The metatile system is still in place but without the editor. I get enough variety from Blender & Pixelmator alone, so it wasn’t so useful. However I now use its multi-layer feature to draw the fences, because they need to have separate ground / shadow / foreground layers for proper z-ordering.
The first voice recording session for Devastro 2 is over! 200 lines of dialog, 2 different characters, 30 minutes of voice recorded.
The session took place in a professional studio and was handled by Tomáš Karásek aka gaex. Both characters were voiced by the talented James Harries.
Big thanks to you guys!
To keep track of everything, I have a Google Sheets table with extra information about each line, such as the character name, output filename and a number of “tags” that connect the line to in-game events or other dialog lines. This metadata is exported into the game and helps me build dynamic conversations or reactions at runtime.
There’s also a column to generate the audio using the “say” command. I can run all of them in a batch and get all the audio spoken by a synthetic voice for testing before going to the studio.
I played with the main menu title a little bit. To hammer home the “gun being loaded” idea, I set the materials on the “2” to resemble a bullet. Small change but something new to look at every time I launch the game.
I’m still planning to do another pass on the whole thing, fix letter spacing and add a few more details.
Currently I’m working on the dialogs for the game.

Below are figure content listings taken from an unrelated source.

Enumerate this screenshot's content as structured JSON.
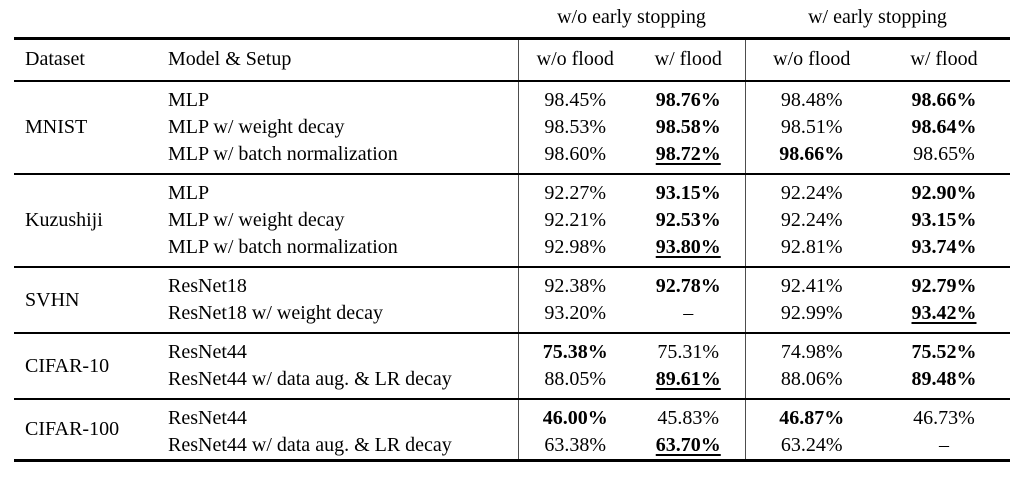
{
  "table": {
    "top_headers": [
      {
        "label": "w/o early stopping"
      },
      {
        "label": "w/ early stopping"
      }
    ],
    "col_headers": [
      "Dataset",
      "Model & Setup",
      "w/o flood",
      "w/ flood",
      "w/o flood",
      "w/ flood"
    ],
    "groups": [
      {
        "dataset": "MNIST",
        "rows": [
          {
            "model": "MLP",
            "values": [
              {
                "t": "98.45%"
              },
              {
                "t": "98.76%",
                "bold": true
              },
              {
                "t": "98.48%"
              },
              {
                "t": "98.66%",
                "bold": true
              }
            ]
          },
          {
            "model": "MLP w/ weight decay",
            "values": [
              {
                "t": "98.53%"
              },
              {
                "t": "98.58%",
                "bold": true
              },
              {
                "t": "98.51%"
              },
              {
                "t": "98.64%",
                "bold": true
              }
            ]
          },
          {
            "model": "MLP w/ batch normalization",
            "values": [
              {
                "t": "98.60%"
              },
              {
                "t": "98.72%",
                "bold": true,
                "underline": true
              },
              {
                "t": "98.66%",
                "bold": true
              },
              {
                "t": "98.65%"
              }
            ]
          }
        ]
      },
      {
        "dataset": "Kuzushiji",
        "rows": [
          {
            "model": "MLP",
            "values": [
              {
                "t": "92.27%"
              },
              {
                "t": "93.15%",
                "bold": true
              },
              {
                "t": "92.24%"
              },
              {
                "t": "92.90%",
                "bold": true
              }
            ]
          },
          {
            "model": "MLP w/ weight decay",
            "values": [
              {
                "t": "92.21%"
              },
              {
                "t": "92.53%",
                "bold": true
              },
              {
                "t": "92.24%"
              },
              {
                "t": "93.15%",
                "bold": true
              }
            ]
          },
          {
            "model": "MLP w/ batch normalization",
            "values": [
              {
                "t": "92.98%"
              },
              {
                "t": "93.80%",
                "bold": true,
                "underline": true
              },
              {
                "t": "92.81%"
              },
              {
                "t": "93.74%",
                "bold": true
              }
            ]
          }
        ]
      },
      {
        "dataset": "SVHN",
        "rows": [
          {
            "model": "ResNet18",
            "values": [
              {
                "t": "92.38%"
              },
              {
                "t": "92.78%",
                "bold": true
              },
              {
                "t": "92.41%"
              },
              {
                "t": "92.79%",
                "bold": true
              }
            ]
          },
          {
            "model": "ResNet18 w/ weight decay",
            "values": [
              {
                "t": "93.20%"
              },
              {
                "t": "–"
              },
              {
                "t": "92.99%"
              },
              {
                "t": "93.42%",
                "bold": true,
                "underline": true
              }
            ]
          }
        ]
      },
      {
        "dataset": "CIFAR-10",
        "rows": [
          {
            "model": "ResNet44",
            "values": [
              {
                "t": "75.38%",
                "bold": true
              },
              {
                "t": "75.31%"
              },
              {
                "t": "74.98%"
              },
              {
                "t": "75.52%",
                "bold": true
              }
            ]
          },
          {
            "model": "ResNet44 w/ data aug. & LR decay",
            "values": [
              {
                "t": "88.05%"
              },
              {
                "t": "89.61%",
                "bold": true,
                "underline": true
              },
              {
                "t": "88.06%"
              },
              {
                "t": "89.48%",
                "bold": true
              }
            ]
          }
        ]
      },
      {
        "dataset": "CIFAR-100",
        "rows": [
          {
            "model": "ResNet44",
            "values": [
              {
                "t": "46.00%",
                "bold": true
              },
              {
                "t": "45.83%"
              },
              {
                "t": "46.87%",
                "bold": true
              },
              {
                "t": "46.73%"
              }
            ]
          },
          {
            "model": "ResNet44 w/ data aug. & LR decay",
            "values": [
              {
                "t": "63.38%"
              },
              {
                "t": "63.70%",
                "bold": true,
                "underline": true
              },
              {
                "t": "63.24%"
              },
              {
                "t": "–"
              }
            ]
          }
        ]
      }
    ]
  },
  "colors": {
    "text": "#000000",
    "background": "#ffffff",
    "horizontal_rule": "#000000",
    "vertical_rule": "#4d4d4d"
  }
}
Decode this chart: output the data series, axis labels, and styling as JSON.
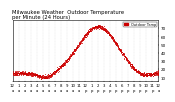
{
  "title": "Milwaukee Weather  Outdoor Temperature\nper Minute (24 Hours)",
  "line_color": "#cc0000",
  "bg_color": "#ffffff",
  "legend_label": "Outdoor Temp",
  "legend_color": "#cc0000",
  "ylim": [
    5,
    80
  ],
  "yticks": [
    10,
    20,
    30,
    40,
    50,
    60,
    70
  ],
  "ylabel_fontsize": 3.0,
  "xlabel_fontsize": 2.8,
  "title_fontsize": 3.8,
  "marker_size": 0.3,
  "grid_color": "#aaaaaa",
  "num_points": 1440,
  "temp_start": 15,
  "temp_min": 10,
  "temp_min_hour": 5.5,
  "temp_peak": 72,
  "temp_peak_hour": 14.0,
  "temp_end": 20,
  "noise_std": 1.2,
  "xlim": [
    0,
    24
  ],
  "xtick_step": 1
}
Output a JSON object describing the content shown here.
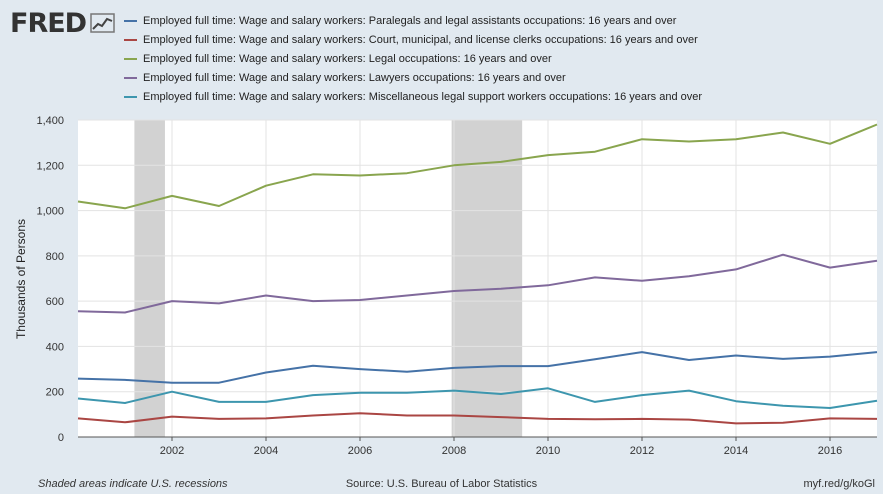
{
  "header": {
    "logo_text": "FRED",
    "logo_icon": "fred-chart-glyph-icon"
  },
  "footer": {
    "recession_note": "Shaded areas indicate U.S. recessions",
    "source": "Source: U.S. Bureau of Labor Statistics",
    "short_url": "myf.red/g/koGl"
  },
  "colors": {
    "background": "#e1e9f0",
    "plot_background": "#ffffff",
    "recession_shade": "#d2d2d2",
    "grid": "#e3e3e3"
  },
  "chart_data": {
    "type": "line",
    "title": "",
    "xlabel": "",
    "ylabel": "Thousands of Persons",
    "x": [
      2000,
      2001,
      2002,
      2003,
      2004,
      2005,
      2006,
      2007,
      2008,
      2009,
      2010,
      2011,
      2012,
      2013,
      2014,
      2015,
      2016,
      2017
    ],
    "xlim": [
      2000,
      2017
    ],
    "x_ticks": [
      "2002",
      "2004",
      "2006",
      "2008",
      "2010",
      "2012",
      "2014",
      "2016"
    ],
    "ylim": [
      0,
      1400
    ],
    "y_ticks": [
      "0",
      "200",
      "400",
      "600",
      "800",
      "1,000",
      "1,200",
      "1,400"
    ],
    "grid": true,
    "legend_placement": "top",
    "recessions": [
      [
        2001.2,
        2001.85
      ],
      [
        2007.95,
        2009.45
      ]
    ],
    "series": [
      {
        "name": "Employed full time: Wage and salary workers: Paralegals and legal assistants occupations: 16 years and over",
        "color": "#4572a7",
        "values": [
          258,
          252,
          240,
          240,
          285,
          315,
          300,
          288,
          305,
          313,
          313,
          343,
          375,
          340,
          360,
          345,
          355,
          375
        ]
      },
      {
        "name": "Employed full time: Wage and salary workers: Court, municipal, and license clerks occupations: 16 years and over",
        "color": "#aa4643",
        "values": [
          82,
          65,
          90,
          80,
          82,
          95,
          105,
          95,
          95,
          88,
          80,
          78,
          80,
          77,
          60,
          63,
          82,
          80
        ]
      },
      {
        "name": "Employed full time: Wage and salary workers: Legal occupations: 16 years and over",
        "color": "#89a54e",
        "values": [
          1040,
          1010,
          1065,
          1020,
          1110,
          1160,
          1155,
          1165,
          1200,
          1215,
          1245,
          1260,
          1315,
          1305,
          1315,
          1345,
          1295,
          1380
        ]
      },
      {
        "name": "Employed full time: Wage and salary workers: Lawyers occupations: 16 years and over",
        "color": "#80699b",
        "values": [
          555,
          550,
          600,
          590,
          625,
          600,
          605,
          625,
          645,
          655,
          670,
          705,
          690,
          710,
          740,
          805,
          748,
          778
        ]
      },
      {
        "name": "Employed full time: Wage and salary workers: Miscellaneous legal support workers occupations: 16 years and over",
        "color": "#3d96ae",
        "values": [
          170,
          150,
          200,
          155,
          155,
          185,
          195,
          195,
          205,
          190,
          215,
          155,
          185,
          205,
          158,
          138,
          128,
          160
        ]
      }
    ]
  }
}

After watching some footage from Call of Duty: Black Ops Cold War, I knew I had to have subtitles just like that.
Here’s how it works: if a subtitle comes to an empty screen, it goes to the top line. The second one will go to the line below. Any following subtitles push the existing ones up; the top one disappears. After a short delay any subtitle simply fades out.
Getting this right was quite a challenge. It took me over 3 hours to figure out all the edge cases and make the animations robust enough to handle them. I had a lot of fun making this and I’m happy to have such a nice little system in the game.